I soon learned to weed out the non-serious phone calls, which I would often manage without Rodney's having to return them, and any time a customer gave me a bad time I just waited until he left, or got off the phone, then cursed at the blank wall in front of the Remington. This particular aspect of my job amused Dad, I think because he hadn't known I was capable of such ingenuity.

Working there gave me a feeling of accomplishment that made me realize how much time I'd wasted before. Rodney was always praising my work, and promising to put me on salary as soon as he closed several pending deals, but I didn't care about the money. It was the sense of importance I craved. I came to work early, stayed late, thought of extra ways to help. I know now I must have been twice as valuable to Rodney as ever I was to Dad in his office.

It happened finally, the break. Rodney sold six houses in one month, closing all six contracts before the end of August. The Heights house was not among these, and didn't seem to be of growing interest on the market, although we'd hired a painter in the summer who gave it a bright, new look with gleaming white and Wedgwood blue trim. I picked the blue myself.

The commissions he did earn, however, were over two thousand dollars in total, and sent his spirits soaring. He went out in the afternoon of August twenty-third, and was gone two hours.

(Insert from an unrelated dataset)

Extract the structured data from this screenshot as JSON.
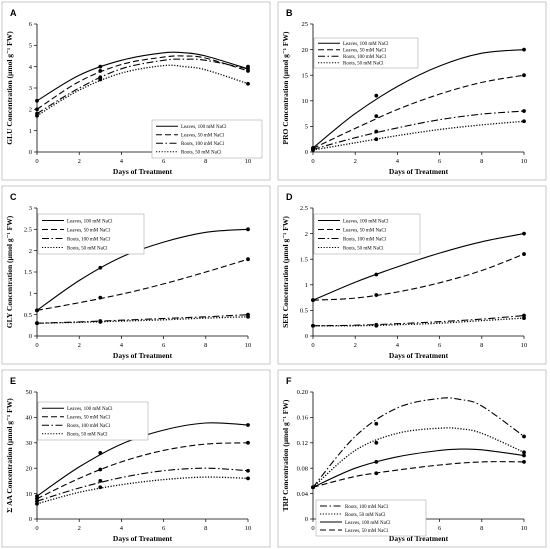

It was raining in torrents that afternoon, and I kept going back and forth to the window, looking for him and listening for the sound of his footsteps in the hallway. The thunder and lightning were a constant barrage so that I was half afraid the window glass would come shattering to the floor. I kept thinking of him in the Ford, driving God only knew where.

When he finally returned, he was carrying a bouquet of red roses and a box of candy, and a bottle of wine. His voice sounded more nasal than usual, and by the time he'd announced with great flair that, effective September first, I was to go on seventy-five dollars a month salary, I knew the wine he carried under his trench coat was not the first he'd come into contact with in the previous two hours.

“You could've gotten caught with this, you know,” I told him as he lifted the bottle from its hiding place. I had work to do that afternoon, and was not in the mood for an early celebration, especially when he had a head start.

“I know,” he said in mock whispers, “it's kind of like your smoking—all the more fun because you're not supposed to. After all, when was the last time—or even the first—we had any booze? I think I've been a fairly decent guy about this whole stupid mess. After all, they'd never have gotten away with prohibition if a few more of us had been around to vote.” He ambled into his office, talking over his shoulder.

I stuck the roses in a half-empty glass of water on my desk and followed him. My irritation at his coming back half drunk dispelled any joy I might have gotten from such a thoughtful gift as flowers and candy.

“And did you hear what I said about salary?” he asked. He was fishing around for a stack of paper cups he kept in a cabinet behind his desk.

“Yes, I heard. It's very nice. I think I'll take part of the first month's wages and buy you a new trench coat.”

“What's'a matter with the one I've got? It's still got at least ten years' wear in it.”

“Okay. I don't want to argue. God knows I don't want to argue. Just relax in here for a while. I'll close the door so the typewriter noise won't bother you.”